We present a conceptually simple yet powerful and flexible scheme for refining predictions of bounding boxes. Our approach is trained standalone on GT boxes and can then be combined with an object detector to improve its predictions. The method, called BBRefinement, uses mixture data of image information and the object's class and center. Due to the transformation of the problem into a domain where BBRefinement does not care about multiscale detection, recognition of the object's class, computing confidence, or multiple detections, the training is much more effective. It results in the ability to refine even COCO's ground truth labels into a more precise form.
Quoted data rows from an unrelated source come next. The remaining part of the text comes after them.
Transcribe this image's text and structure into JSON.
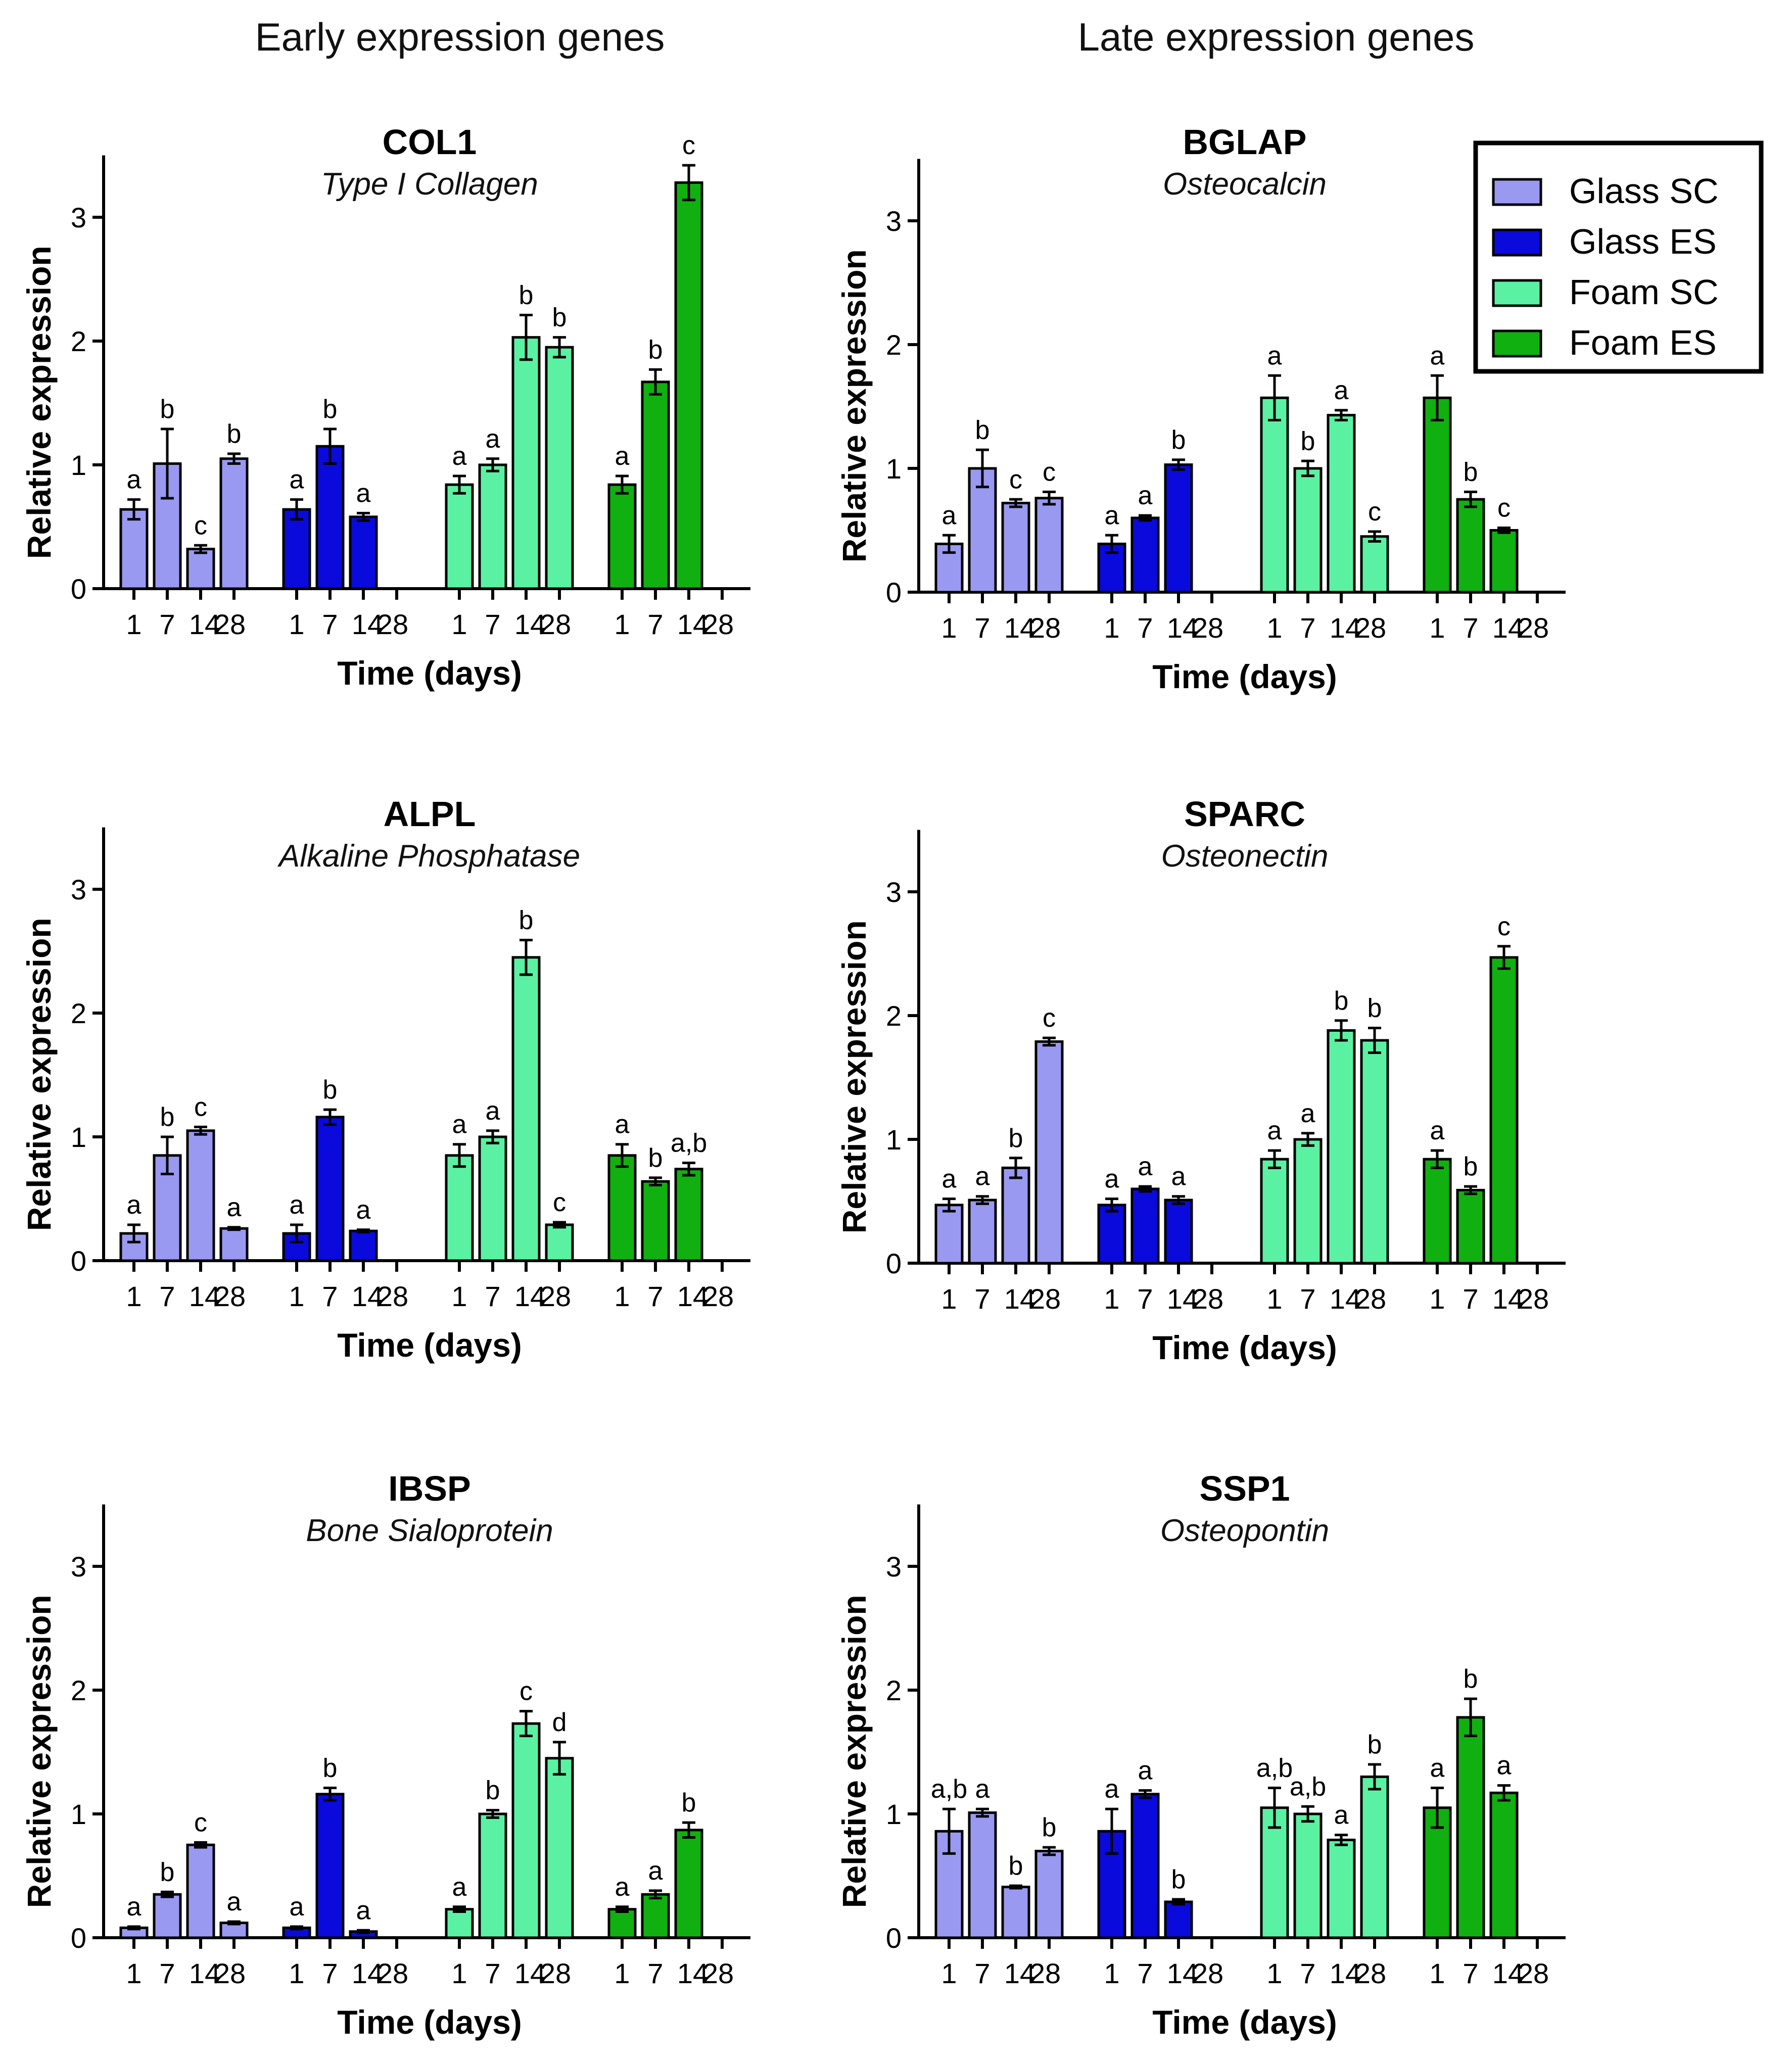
{
  "column_titles": [
    "Early expression genes",
    "Late expression genes"
  ],
  "legend": {
    "entries": [
      {
        "name": "Glass SC",
        "color": "#9999f2"
      },
      {
        "name": "Glass ES",
        "color": "#0a0adc"
      },
      {
        "name": "Foam SC",
        "color": "#5af2a2"
      },
      {
        "name": "Foam ES",
        "color": "#10b010"
      }
    ]
  },
  "chart_data": [
    {
      "type": "bar",
      "title": "COL1",
      "subtitle": "Type I Collagen",
      "xlabel": "Time (days)",
      "ylabel": "Relative expression",
      "ylim": [
        0,
        3.5
      ],
      "yticks": [
        "0",
        "1",
        "2",
        "3"
      ],
      "categories": [
        "1",
        "7",
        "14",
        "28"
      ],
      "series": [
        {
          "name": "Glass SC",
          "values": [
            0.64,
            1.01,
            0.32,
            1.05
          ],
          "errors": [
            0.08,
            0.28,
            0.03,
            0.04
          ],
          "labels": [
            "a",
            "b",
            "c",
            "b"
          ]
        },
        {
          "name": "Glass ES",
          "values": [
            0.64,
            1.15,
            0.58,
            null
          ],
          "errors": [
            0.08,
            0.14,
            0.03,
            null
          ],
          "labels": [
            "a",
            "b",
            "a",
            ""
          ]
        },
        {
          "name": "Foam SC",
          "values": [
            0.84,
            1.0,
            2.03,
            1.95
          ],
          "errors": [
            0.07,
            0.05,
            0.18,
            0.08
          ],
          "labels": [
            "a",
            "a",
            "b",
            "b"
          ]
        },
        {
          "name": "Foam ES",
          "values": [
            0.84,
            1.67,
            3.28,
            null
          ],
          "errors": [
            0.07,
            0.1,
            0.14,
            null
          ],
          "labels": [
            "a",
            "b",
            "c",
            ""
          ]
        }
      ]
    },
    {
      "type": "bar",
      "title": "BGLAP",
      "subtitle": "Osteocalcin",
      "xlabel": "Time (days)",
      "ylabel": "Relative expression",
      "ylim": [
        0,
        3.5
      ],
      "yticks": [
        "0",
        "1",
        "2",
        "3"
      ],
      "categories": [
        "1",
        "7",
        "14",
        "28"
      ],
      "series": [
        {
          "name": "Glass SC",
          "values": [
            0.39,
            1.0,
            0.72,
            0.76
          ],
          "errors": [
            0.07,
            0.15,
            0.03,
            0.05
          ],
          "labels": [
            "a",
            "b",
            "c",
            "c"
          ]
        },
        {
          "name": "Glass ES",
          "values": [
            0.39,
            0.6,
            1.03,
            null
          ],
          "errors": [
            0.07,
            0.02,
            0.04,
            null
          ],
          "labels": [
            "a",
            "a",
            "b",
            ""
          ]
        },
        {
          "name": "Foam SC",
          "values": [
            1.57,
            1.0,
            1.43,
            0.45
          ],
          "errors": [
            0.18,
            0.06,
            0.04,
            0.04
          ],
          "labels": [
            "a",
            "b",
            "a",
            "c"
          ]
        },
        {
          "name": "Foam ES",
          "values": [
            1.57,
            0.75,
            0.5,
            null
          ],
          "errors": [
            0.18,
            0.06,
            0.02,
            null
          ],
          "labels": [
            "a",
            "b",
            "c",
            ""
          ]
        }
      ]
    },
    {
      "type": "bar",
      "title": "ALPL",
      "subtitle": "Alkaline Phosphatase",
      "xlabel": "Time (days)",
      "ylabel": "Relative expression",
      "ylim": [
        0,
        3.5
      ],
      "yticks": [
        "0",
        "1",
        "2",
        "3"
      ],
      "categories": [
        "1",
        "7",
        "14",
        "28"
      ],
      "series": [
        {
          "name": "Glass SC",
          "values": [
            0.22,
            0.85,
            1.05,
            0.26
          ],
          "errors": [
            0.07,
            0.15,
            0.03,
            0.01
          ],
          "labels": [
            "a",
            "b",
            "c",
            "a"
          ]
        },
        {
          "name": "Glass ES",
          "values": [
            0.22,
            1.16,
            0.24,
            null
          ],
          "errors": [
            0.07,
            0.06,
            0.01,
            null
          ],
          "labels": [
            "a",
            "b",
            "a",
            ""
          ]
        },
        {
          "name": "Foam SC",
          "values": [
            0.85,
            1.0,
            2.45,
            0.29
          ],
          "errors": [
            0.09,
            0.05,
            0.14,
            0.02
          ],
          "labels": [
            "a",
            "a",
            "b",
            "c"
          ]
        },
        {
          "name": "Foam ES",
          "values": [
            0.85,
            0.64,
            0.74,
            null
          ],
          "errors": [
            0.09,
            0.03,
            0.05,
            null
          ],
          "labels": [
            "a",
            "b",
            "a,b",
            ""
          ]
        }
      ]
    },
    {
      "type": "bar",
      "title": "SPARC",
      "subtitle": "Osteonectin",
      "xlabel": "Time (days)",
      "ylabel": "Relative expression",
      "ylim": [
        0,
        3.5
      ],
      "yticks": [
        "0",
        "1",
        "2",
        "3"
      ],
      "categories": [
        "1",
        "7",
        "14",
        "28"
      ],
      "series": [
        {
          "name": "Glass SC",
          "values": [
            0.47,
            0.51,
            0.77,
            1.79
          ],
          "errors": [
            0.05,
            0.03,
            0.08,
            0.03
          ],
          "labels": [
            "a",
            "a",
            "b",
            "c"
          ]
        },
        {
          "name": "Glass ES",
          "values": [
            0.47,
            0.6,
            0.51,
            null
          ],
          "errors": [
            0.05,
            0.02,
            0.03,
            null
          ],
          "labels": [
            "a",
            "a",
            "a",
            ""
          ]
        },
        {
          "name": "Foam SC",
          "values": [
            0.84,
            1.0,
            1.88,
            1.8
          ],
          "errors": [
            0.07,
            0.05,
            0.08,
            0.1
          ],
          "labels": [
            "a",
            "a",
            "b",
            "b"
          ]
        },
        {
          "name": "Foam ES",
          "values": [
            0.84,
            0.59,
            2.47,
            null
          ],
          "errors": [
            0.07,
            0.03,
            0.09,
            null
          ],
          "labels": [
            "a",
            "b",
            "c",
            ""
          ]
        }
      ]
    },
    {
      "type": "bar",
      "title": "IBSP",
      "subtitle": "Bone Sialoprotein",
      "xlabel": "Time (days)",
      "ylabel": "Relative expression",
      "ylim": [
        0,
        3.5
      ],
      "yticks": [
        "0",
        "1",
        "2",
        "3"
      ],
      "categories": [
        "1",
        "7",
        "14",
        "28"
      ],
      "series": [
        {
          "name": "Glass SC",
          "values": [
            0.08,
            0.35,
            0.75,
            0.12
          ],
          "errors": [
            0.01,
            0.02,
            0.02,
            0.01
          ],
          "labels": [
            "a",
            "b",
            "c",
            "a"
          ]
        },
        {
          "name": "Glass ES",
          "values": [
            0.08,
            1.16,
            0.05,
            null
          ],
          "errors": [
            0.01,
            0.05,
            0.01,
            null
          ],
          "labels": [
            "a",
            "b",
            "a",
            ""
          ]
        },
        {
          "name": "Foam SC",
          "values": [
            0.23,
            1.0,
            1.73,
            1.45
          ],
          "errors": [
            0.02,
            0.03,
            0.1,
            0.13
          ],
          "labels": [
            "a",
            "b",
            "c",
            "d"
          ]
        },
        {
          "name": "Foam ES",
          "values": [
            0.23,
            0.35,
            0.87,
            null
          ],
          "errors": [
            0.02,
            0.03,
            0.06,
            null
          ],
          "labels": [
            "a",
            "a",
            "b",
            ""
          ]
        }
      ]
    },
    {
      "type": "bar",
      "title": "SSP1",
      "subtitle": "Osteopontin",
      "xlabel": "Time (days)",
      "ylabel": "Relative expression",
      "ylim": [
        0,
        3.5
      ],
      "yticks": [
        "0",
        "1",
        "2",
        "3"
      ],
      "categories": [
        "1",
        "7",
        "14",
        "28"
      ],
      "series": [
        {
          "name": "Glass SC",
          "values": [
            0.86,
            1.01,
            0.41,
            0.7
          ],
          "errors": [
            0.18,
            0.03,
            0.01,
            0.03
          ],
          "labels": [
            "a,b",
            "a",
            "b",
            "b"
          ]
        },
        {
          "name": "Glass ES",
          "values": [
            0.86,
            1.16,
            0.29,
            null
          ],
          "errors": [
            0.18,
            0.03,
            0.02,
            null
          ],
          "labels": [
            "a",
            "a",
            "b",
            ""
          ]
        },
        {
          "name": "Foam SC",
          "values": [
            1.05,
            1.0,
            0.79,
            1.3
          ],
          "errors": [
            0.16,
            0.06,
            0.04,
            0.1
          ],
          "labels": [
            "a,b",
            "a,b",
            "a",
            "b"
          ]
        },
        {
          "name": "Foam ES",
          "values": [
            1.05,
            1.78,
            1.17,
            null
          ],
          "errors": [
            0.16,
            0.15,
            0.06,
            null
          ],
          "labels": [
            "a",
            "b",
            "a",
            ""
          ]
        }
      ]
    }
  ]
}
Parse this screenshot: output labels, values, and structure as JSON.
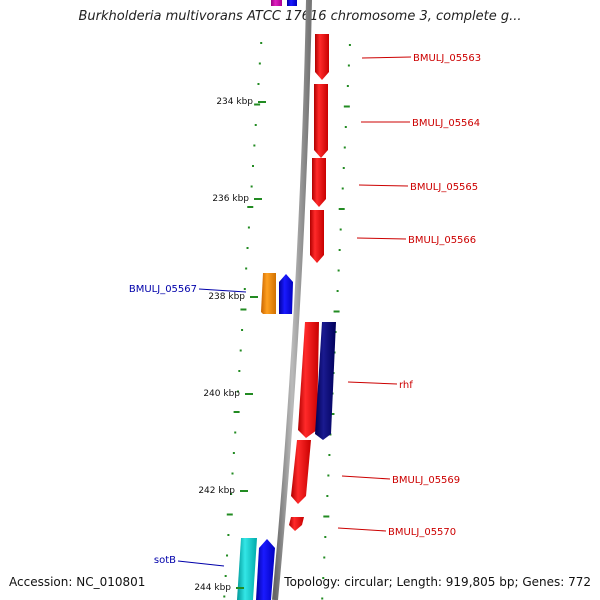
{
  "title": "Burkholderia multivorans ATCC 17616 chromosome 3, complete g...",
  "footer": {
    "accession": "Accession: NC_010801",
    "topology": "Topology: circular; Length: 919,805 bp; Genes: 772"
  },
  "ticks": [
    {
      "label": "234 kbp",
      "position_kbp": 234
    },
    {
      "label": "236 kbp",
      "position_kbp": 236
    },
    {
      "label": "238 kbp",
      "position_kbp": 238
    },
    {
      "label": "240 kbp",
      "position_kbp": 240
    },
    {
      "label": "242 kbp",
      "position_kbp": 242
    },
    {
      "label": "244 kbp",
      "position_kbp": 244
    }
  ],
  "gene_labels": [
    {
      "id": "BMULJ_05563",
      "text": "BMULJ_05563",
      "side": "right",
      "color": "#cc0000"
    },
    {
      "id": "BMULJ_05564",
      "text": "BMULJ_05564",
      "side": "right",
      "color": "#cc0000"
    },
    {
      "id": "BMULJ_05565",
      "text": "BMULJ_05565",
      "side": "right",
      "color": "#cc0000"
    },
    {
      "id": "BMULJ_05566",
      "text": "BMULJ_05566",
      "side": "right",
      "color": "#cc0000"
    },
    {
      "id": "BMULJ_05567",
      "text": "BMULJ_05567",
      "side": "left",
      "color": "#0000aa"
    },
    {
      "id": "rhf",
      "text": "rhf",
      "side": "right",
      "color": "#cc0000"
    },
    {
      "id": "BMULJ_05569",
      "text": "BMULJ_05569",
      "side": "right",
      "color": "#cc0000"
    },
    {
      "id": "BMULJ_05570",
      "text": "BMULJ_05570",
      "side": "right",
      "color": "#cc0000"
    },
    {
      "id": "sotB",
      "text": "sotB",
      "side": "left",
      "color": "#0000aa"
    }
  ],
  "colors": {
    "backbone": "#888888",
    "forward_gene": "#ff0000",
    "reverse_gene_blue": "#0000ff",
    "reverse_gene_navy": "#000080",
    "gene_orange": "#ff8c00",
    "gene_cyan": "#00cccc",
    "gene_magenta": "#cc00aa",
    "dash_green": "#228b22"
  }
}
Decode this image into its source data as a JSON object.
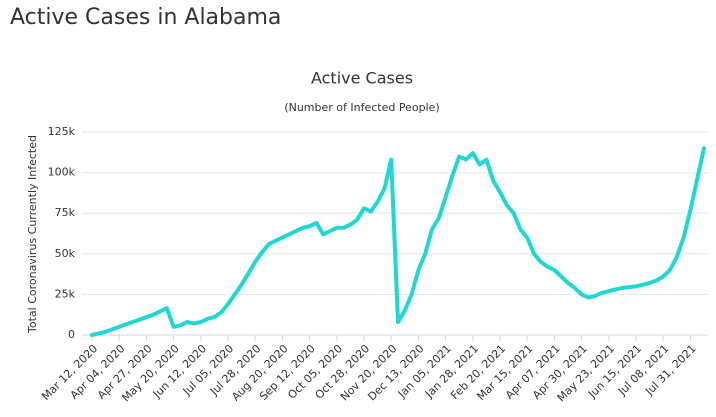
{
  "page_title": "Active Cases in Alabama",
  "chart_data": {
    "type": "line",
    "title": "Active Cases",
    "subtitle": "(Number of Infected People)",
    "y_label": "Total Coronavirus Currently Infected",
    "categories": [
      "Mar 12, 2020",
      null,
      null,
      null,
      "Apr 04, 2020",
      null,
      null,
      null,
      "Apr 27, 2020",
      null,
      null,
      null,
      "May 20, 2020",
      null,
      null,
      null,
      "Jun 12, 2020",
      null,
      null,
      null,
      "Jul 05, 2020",
      null,
      null,
      null,
      "Jul 28, 2020",
      null,
      null,
      null,
      "Aug 20, 2020",
      null,
      null,
      null,
      "Sep 12, 2020",
      null,
      null,
      null,
      "Oct 05, 2020",
      null,
      null,
      null,
      "Oct 28, 2020",
      null,
      null,
      null,
      "Nov 20, 2020",
      null,
      null,
      null,
      "Dec 13, 2020",
      null,
      null,
      null,
      "Jan 05, 2021",
      null,
      null,
      null,
      "Jan 28, 2021",
      null,
      null,
      null,
      "Feb 20, 2021",
      null,
      null,
      null,
      "Mar 15, 2021",
      null,
      null,
      null,
      "Apr 07, 2021",
      null,
      null,
      null,
      "Apr 30, 2021",
      null,
      null,
      null,
      "May 23, 2021",
      null,
      null,
      null,
      "Jun 15, 2021",
      null,
      null,
      null,
      "Jul 08, 2021",
      null,
      null,
      null,
      "Jul 31, 2021",
      null,
      null
    ],
    "series": [
      {
        "name": "Active Cases",
        "color": "#1fd8d4",
        "values": [
          0,
          1000,
          2000,
          3500,
          5000,
          6500,
          8000,
          9500,
          11000,
          12500,
          14500,
          16500,
          5000,
          6000,
          8000,
          7000,
          8000,
          10000,
          11000,
          14000,
          19000,
          25000,
          31000,
          38000,
          45000,
          51000,
          56000,
          58000,
          60000,
          62000,
          64000,
          66000,
          67000,
          69000,
          62000,
          64000,
          66000,
          66000,
          68000,
          71000,
          78000,
          76000,
          82000,
          90000,
          108000,
          8000,
          15000,
          25000,
          40000,
          50000,
          65000,
          72000,
          85000,
          98000,
          110000,
          108000,
          112000,
          105000,
          108000,
          95000,
          88000,
          80000,
          75000,
          65000,
          60000,
          50000,
          45000,
          42000,
          40000,
          36000,
          32000,
          29000,
          25000,
          23000,
          24000,
          26000,
          27000,
          28000,
          29000,
          29500,
          30000,
          31000,
          32000,
          33500,
          36000,
          40000,
          48000,
          60000,
          77000,
          96000,
          115000
        ]
      }
    ],
    "ylim": [
      0,
      125000
    ],
    "yticks": [
      0,
      {
        "value": 25000,
        "label": "25k"
      },
      {
        "value": 50000,
        "label": "50k"
      },
      {
        "value": 75000,
        "label": "75k"
      },
      {
        "value": 100000,
        "label": "100k"
      },
      {
        "value": 125000,
        "label": "125k"
      }
    ],
    "grid": true
  }
}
BBRefinement improves the performance of SOTA architectures up to 2mAP points on the COCO dataset in the benchmark. The refinement process is fast; it adds 50-80ms overhead to a standard detector using RTX2080, so it can run in real-time on standard hardware. The code is available at https://gitlab.com/irafm-ai/bb-refinement.

1. PROBLEM STATEMENT

Object detection plays an essential role in computer vision, which attracts a strong emphasis on this field among the researchers. That leads to a situation when new, more accurate, or faster object detectors replace the older ones with high frequency. A typical object detector takes an image and produces a set of rectangles, so-called bounding boxes, which define borders of objects in the image. The detection quality is measured as an overlap between the detected box and ground truth (GT), and it is essential for two reasons. Firstly, the criterion used in benchmarks -mean Average Precision (mAP) -is based on particular thresholds for various values of Intersect over Union (IoU) between the prediction and the GT. Such thresholds are typically applied to distinguish between accepted and rejected boxes in detection. Therefore, precision here is crucial to filter valid boxes



Figure 1: The figure illustrates the proposed pipeline of prediction. A generic object detector processes an image, and then the detected boxes are taken from the original image, updated by BBRefinement, and taken as the output predictions.